Opinion
No. 9737.
June 14, 1962. Rehearing Denied July 5, 1962.
A wife brought an action for separation from bed and board, on ground of cruelty, for custody of two minor children, for alimony, for dissolution of community and recognition as owner of undivided one-half interest, and for injunctive relief. The husband asserted a reconventional demand for separation from bed and board, on grounds of alleged cruelty and desertion. The First Judicial District Court of the Parish of Caddo, John A. Dixon, Jr., J., rendered a judgment rejecting the demands of the wife and the reconventional demands of the husband and dismissing their claims, and the wife appealed, and the husband answered the appeal. The Court of Appeal, Hardy, J., held that the evidence sustained the findings that neither party was entitled to separation from bed and board.
Judgment amended and, as amended, affirmed.
Love Rigby, Shreveport, for appellant.
Wellborn Jack, Shreveport, for appellee.
Before HARDY, GLADNEY, AYRES, and BOLIN, JJ.
This action was instituted by plaintiff wife, praying for a decree of separation from bed and board on the ground of cruelty; for provisional custody of two minor children, together with alimony on behalf of plaintiff and the said minors, pendente lite; for dissolution of the community and recognition as owner of an undivided one-half interest in the property belonging thereto; and for injunctive relief prohibiting the defendant husband from disposing or encumbering any property belonging to the community. Responsive to plaintiff's petition, a rule nisi was issued ordering defendant to show cause why plaintiff should not be awarded the custody of the minor children, allowed alimony pendente lite, and why a preliminary writ of injunction should not issue. Defendant filed an answer of general denial, and asserted a reconventional demand under which he prayed for a judgment of separation from bed and board in his favor on the grounds of cruelty and desertion, and for other appropriate relief, including custody of the minor children.
After hearing on the rule nisi, judgment was rendered awarding plaintiff wife custody of the minor children, and further ordering defendant to pay alimony, pendente lite, in amounts fixed by said judgment.
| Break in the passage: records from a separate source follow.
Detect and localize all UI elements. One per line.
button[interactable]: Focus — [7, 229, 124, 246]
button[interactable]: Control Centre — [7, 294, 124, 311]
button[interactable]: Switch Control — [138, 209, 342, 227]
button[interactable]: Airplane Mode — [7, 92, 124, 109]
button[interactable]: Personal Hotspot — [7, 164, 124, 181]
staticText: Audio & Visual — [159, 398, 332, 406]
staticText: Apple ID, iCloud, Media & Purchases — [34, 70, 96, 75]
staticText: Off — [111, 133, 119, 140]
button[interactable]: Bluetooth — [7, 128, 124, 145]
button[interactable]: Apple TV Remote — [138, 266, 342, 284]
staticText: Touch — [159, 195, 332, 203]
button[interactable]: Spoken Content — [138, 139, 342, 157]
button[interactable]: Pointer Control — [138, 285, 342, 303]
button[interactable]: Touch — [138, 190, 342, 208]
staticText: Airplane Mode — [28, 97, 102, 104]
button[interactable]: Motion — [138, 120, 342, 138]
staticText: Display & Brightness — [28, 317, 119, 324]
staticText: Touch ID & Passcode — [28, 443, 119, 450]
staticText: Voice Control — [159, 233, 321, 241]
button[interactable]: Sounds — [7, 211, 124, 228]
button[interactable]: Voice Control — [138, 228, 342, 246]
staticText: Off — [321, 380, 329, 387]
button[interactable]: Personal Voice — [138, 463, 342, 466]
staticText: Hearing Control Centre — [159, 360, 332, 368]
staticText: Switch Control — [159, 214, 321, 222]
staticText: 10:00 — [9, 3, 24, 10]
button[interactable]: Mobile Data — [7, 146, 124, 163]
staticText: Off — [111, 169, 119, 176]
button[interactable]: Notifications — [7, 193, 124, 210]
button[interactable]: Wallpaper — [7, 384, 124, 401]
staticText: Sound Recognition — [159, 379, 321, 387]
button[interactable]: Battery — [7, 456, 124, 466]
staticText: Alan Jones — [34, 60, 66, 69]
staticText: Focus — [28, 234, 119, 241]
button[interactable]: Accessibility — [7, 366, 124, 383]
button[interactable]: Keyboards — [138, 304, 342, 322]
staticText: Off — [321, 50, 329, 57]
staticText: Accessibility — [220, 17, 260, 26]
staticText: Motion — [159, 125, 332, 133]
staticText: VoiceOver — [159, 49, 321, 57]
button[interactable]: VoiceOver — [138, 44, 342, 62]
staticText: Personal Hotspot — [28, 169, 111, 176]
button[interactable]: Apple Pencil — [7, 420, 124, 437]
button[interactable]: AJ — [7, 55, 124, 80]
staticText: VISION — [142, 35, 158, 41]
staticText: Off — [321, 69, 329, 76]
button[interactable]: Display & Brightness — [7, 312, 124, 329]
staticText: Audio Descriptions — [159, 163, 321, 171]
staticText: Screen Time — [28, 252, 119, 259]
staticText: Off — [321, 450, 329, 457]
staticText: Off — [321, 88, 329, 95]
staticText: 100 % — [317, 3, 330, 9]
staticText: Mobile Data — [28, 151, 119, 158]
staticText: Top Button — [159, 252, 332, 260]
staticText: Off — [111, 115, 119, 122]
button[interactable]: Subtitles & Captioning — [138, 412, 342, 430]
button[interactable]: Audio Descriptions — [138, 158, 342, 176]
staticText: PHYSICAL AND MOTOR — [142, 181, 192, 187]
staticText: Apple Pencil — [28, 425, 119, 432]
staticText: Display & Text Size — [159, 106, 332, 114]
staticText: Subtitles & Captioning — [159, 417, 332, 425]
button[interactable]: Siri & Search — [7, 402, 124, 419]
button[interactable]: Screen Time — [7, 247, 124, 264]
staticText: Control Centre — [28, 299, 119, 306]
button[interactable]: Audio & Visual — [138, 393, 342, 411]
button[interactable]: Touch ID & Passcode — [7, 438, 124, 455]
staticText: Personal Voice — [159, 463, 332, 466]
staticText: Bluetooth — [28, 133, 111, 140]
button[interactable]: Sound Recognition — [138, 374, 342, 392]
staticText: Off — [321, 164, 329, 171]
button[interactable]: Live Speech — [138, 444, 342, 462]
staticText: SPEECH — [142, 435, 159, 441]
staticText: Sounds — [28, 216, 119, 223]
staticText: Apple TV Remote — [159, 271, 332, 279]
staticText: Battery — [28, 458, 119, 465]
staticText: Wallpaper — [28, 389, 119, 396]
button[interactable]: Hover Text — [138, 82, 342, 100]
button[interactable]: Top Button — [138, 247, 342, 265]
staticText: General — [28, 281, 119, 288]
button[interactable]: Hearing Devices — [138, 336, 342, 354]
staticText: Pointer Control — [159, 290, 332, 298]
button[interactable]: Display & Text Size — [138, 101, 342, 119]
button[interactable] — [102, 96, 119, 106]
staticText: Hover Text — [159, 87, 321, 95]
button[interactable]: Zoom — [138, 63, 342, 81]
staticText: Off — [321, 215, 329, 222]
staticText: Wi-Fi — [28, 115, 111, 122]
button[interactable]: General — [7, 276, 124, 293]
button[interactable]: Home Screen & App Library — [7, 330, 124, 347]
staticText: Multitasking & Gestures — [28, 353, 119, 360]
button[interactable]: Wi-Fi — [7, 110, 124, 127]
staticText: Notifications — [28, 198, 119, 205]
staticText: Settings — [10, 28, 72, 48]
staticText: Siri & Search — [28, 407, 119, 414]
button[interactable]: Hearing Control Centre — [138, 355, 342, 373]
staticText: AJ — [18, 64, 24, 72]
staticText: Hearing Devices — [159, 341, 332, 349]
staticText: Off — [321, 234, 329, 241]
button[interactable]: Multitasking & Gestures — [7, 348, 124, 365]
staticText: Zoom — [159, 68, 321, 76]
No appeal was taken from this judgment rendered on November 15, 1961, and, accordingly, the issues disposed therein are not before this court.
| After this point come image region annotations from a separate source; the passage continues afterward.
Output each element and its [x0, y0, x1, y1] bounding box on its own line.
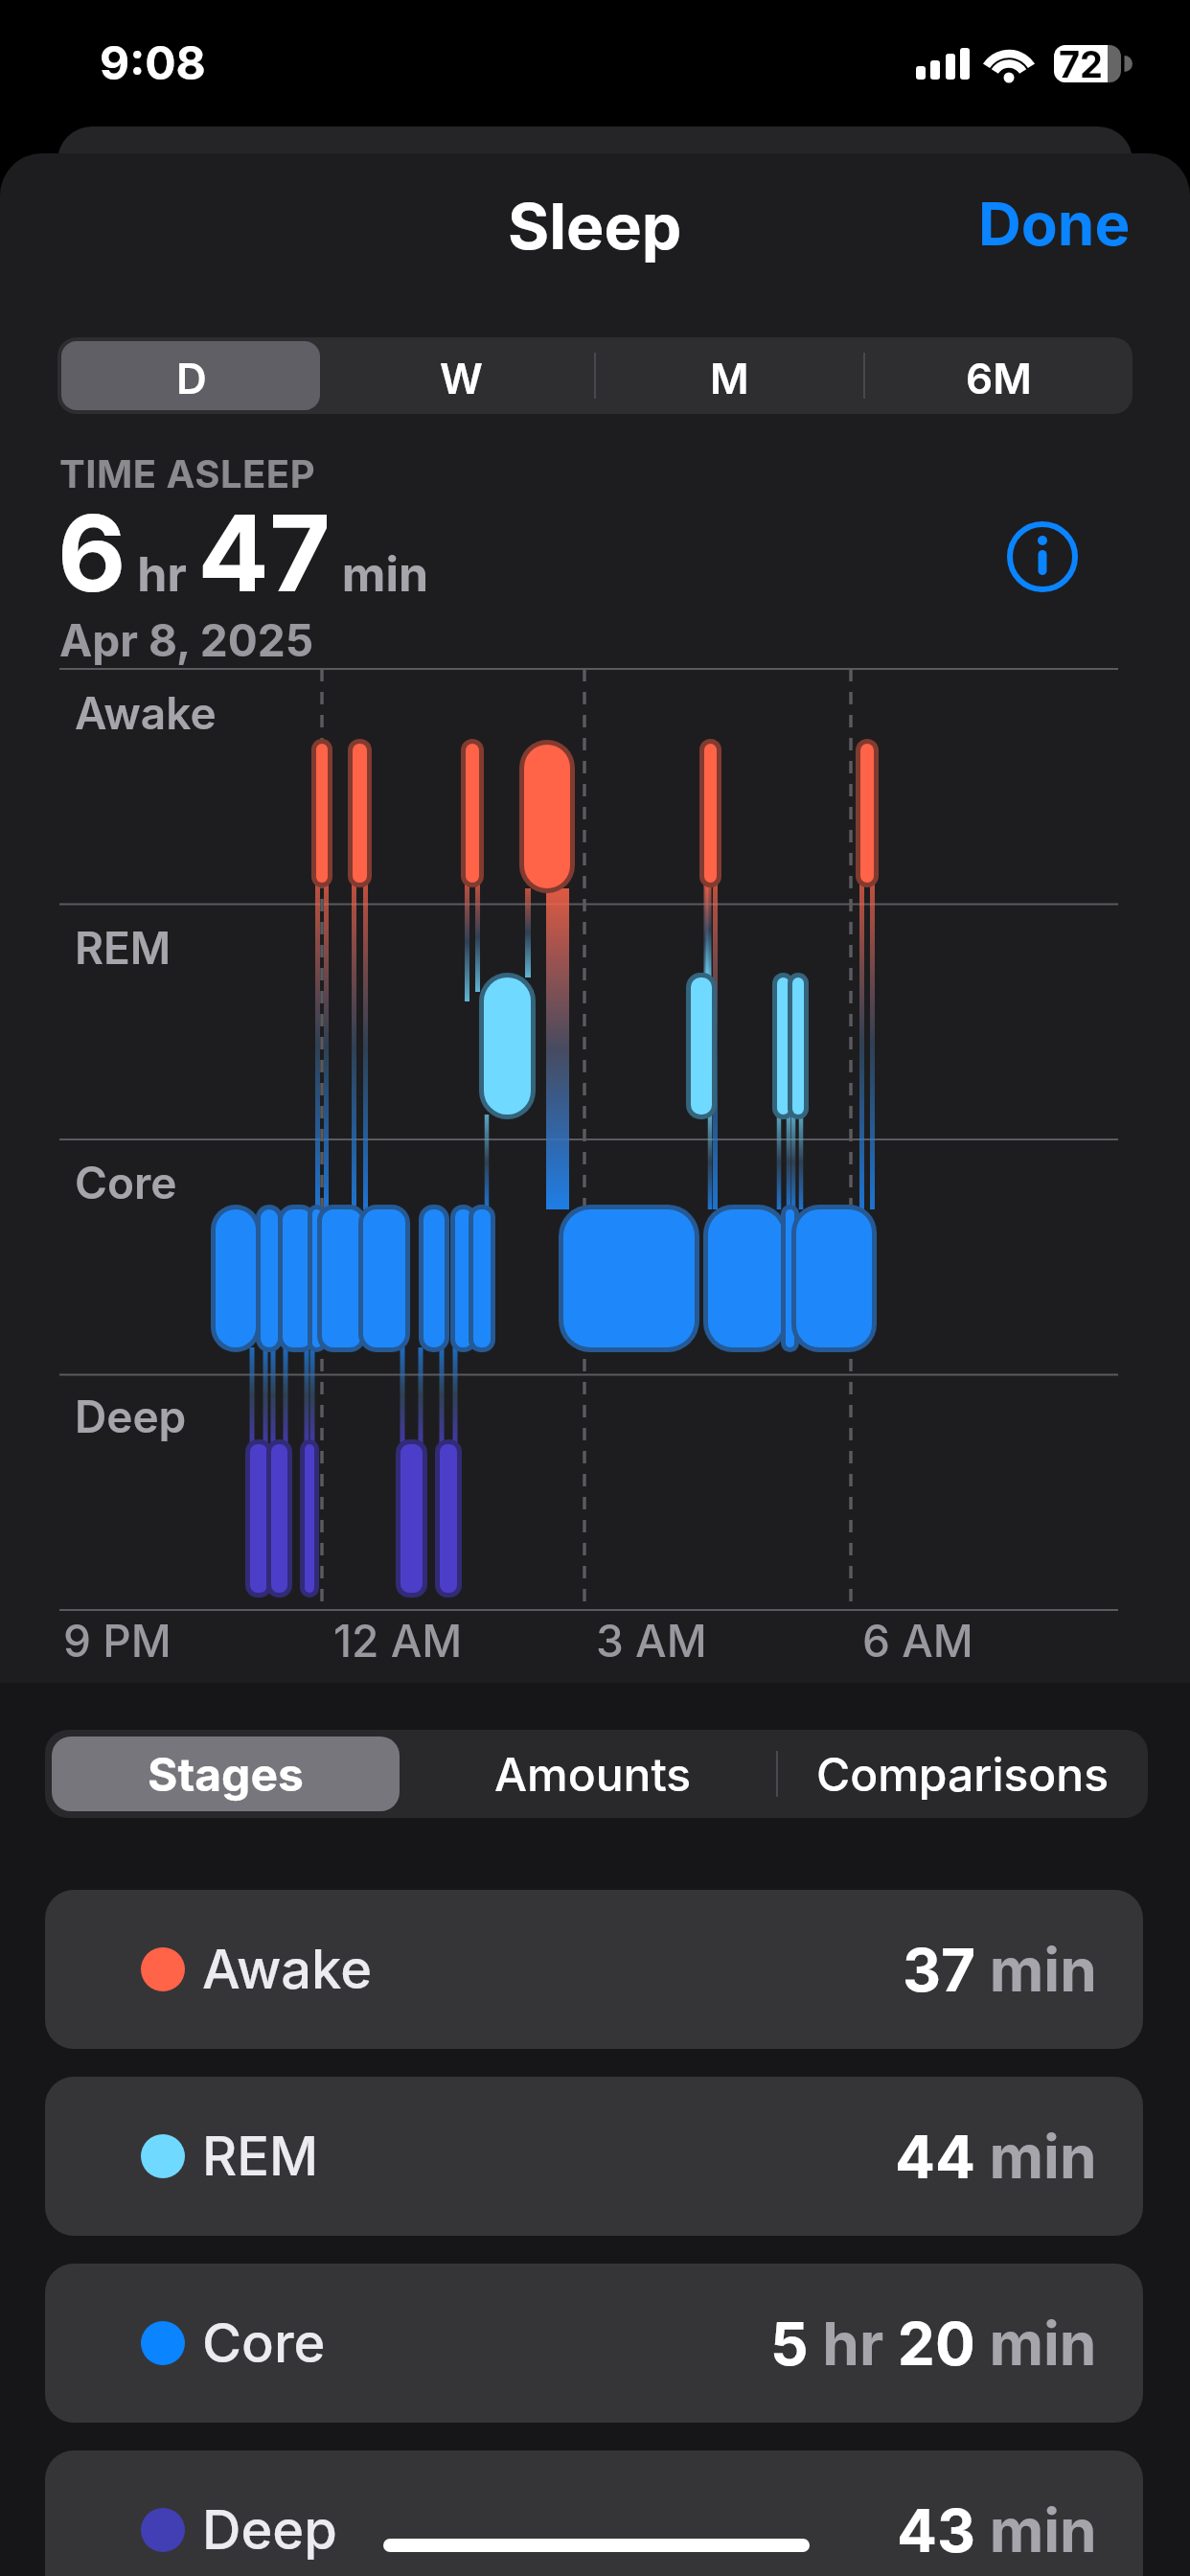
- button[interactable]: Comparisons: [771, 1746, 1155, 1800]
- staticText: Apr 8, 2025: [59, 613, 314, 667]
- button[interactable]: Awake: [45, 1890, 1143, 2049]
- staticText: Amounts: [494, 1746, 692, 1800]
- staticText: D: [176, 353, 207, 403]
- staticText: M: [710, 353, 749, 399]
- button[interactable]: Deep: [45, 2450, 1143, 2576]
- staticText: Sleep: [508, 188, 682, 264]
- staticText: Deep: [202, 2497, 337, 2563]
- button[interactable]: [1007, 521, 1078, 592]
- staticText: 9 PM: [63, 1614, 172, 1668]
- button[interactable]: [52, 1736, 400, 1811]
- button[interactable]: 6M: [941, 353, 1056, 399]
- button[interactable]: Done: [958, 188, 1131, 260]
- staticText: 3 AM: [596, 1614, 707, 1668]
- button[interactable]: Amounts: [478, 1746, 708, 1800]
- staticText: 6M: [966, 353, 1032, 399]
- staticText: 44 min: [895, 2121, 1097, 2193]
- staticText: Awake: [202, 1937, 373, 2002]
- button[interactable]: [61, 341, 320, 410]
- button[interactable]: W: [403, 353, 518, 399]
- staticText: 6 hr 47 min: [57, 489, 429, 616]
- staticText: 6 AM: [862, 1614, 973, 1668]
- button[interactable]: Core: [45, 2264, 1143, 2423]
- staticText: 43 min: [897, 2495, 1097, 2566]
- staticText: Deep: [75, 1390, 187, 1443]
- staticText: TIME ASLEEP: [59, 450, 316, 496]
- staticText: Done: [978, 188, 1131, 260]
- staticText: W: [440, 353, 483, 399]
- staticText: REM: [202, 2124, 319, 2189]
- staticText: Awake: [75, 686, 217, 740]
- button[interactable]: M: [672, 353, 787, 399]
- staticText: Core: [202, 2311, 326, 2376]
- staticText: 37 min: [903, 1934, 1097, 2006]
- staticText: 72: [1059, 42, 1104, 86]
- staticText: Comparisons: [816, 1746, 1110, 1800]
- button[interactable]: REM: [45, 2077, 1143, 2236]
- staticText: 9:08: [100, 34, 206, 90]
- staticText: Stages: [148, 1746, 304, 1802]
- staticText: 5 hr 20 min: [770, 2308, 1097, 2380]
- staticText: REM: [75, 921, 172, 975]
- staticText: 12 AM: [333, 1614, 463, 1668]
- staticText: Core: [75, 1156, 177, 1209]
After trial on the merits motions for a new trial were filed by both parties and granted by the court. After retrial on the merits, the demands of plaintiff and the reconventional demands of defendant were rejected and their respective claims dismissed. From this judgment plaintiff has appealed and defendant has answered the appeal, praying for affirmance of the judgment to the extent that it rejected plaintiff's demands, reversal of the judgment insofar as it dismissed defendant's reconventional demands, and annulment of the judgment of November 15, 1961, granting plaintiff custody of the children and alimony pendente lite.
By reason of defendant's failure to appeal from the judgment on rule awarding custody of the children and fixing alimony, as above noted, we must restrict the issue involved by this appeal and the answer thereto to the correctness of the judgment dismissing the opposed demands of both parties. This involves purely a factual question.
We have carefully examined the record and find that the basis for the alleged cruel treatment on the part of defendant husband largely rests upon the contended use of vile and profane language toward plaintiff wife and the appearance of a red substance on a handkerchief of the defendant husband, which the wife asserted to be lipstick and the husband contended to be strawberry stains. The reconventional demand of the husband is primarily based upon the contention of constant nagging on the part of the wife.
The record further shows that these parties had been involved in a similar action for a separation on practically the same grounds, followed by a reconciliation a comparatively short time prior to the institution of this action.
The district judge had by far a better opportunity, through his direct observance of the witnesses in this case, than we possess with respect to the evaluation of the testimony and a determination of the facts. Insofar as the record before us is concerned, we can find nothing which would justify a conclusion of error, manifest or otherwise, on the part of the trial court.
We note that the judgment appealed from assessed the costs equally against plaintiff and defendant. The record does not indicate that plaintiff has any independent income or separate estate, and, for this reason, the assessment of costs against her would appear to be vain and futile. Accordingly, the judgment appealed from is amended to the extent of assessing the costs of this litigation in both courts against the defendant, as head and master of the community, and, as amended, it is affirmed.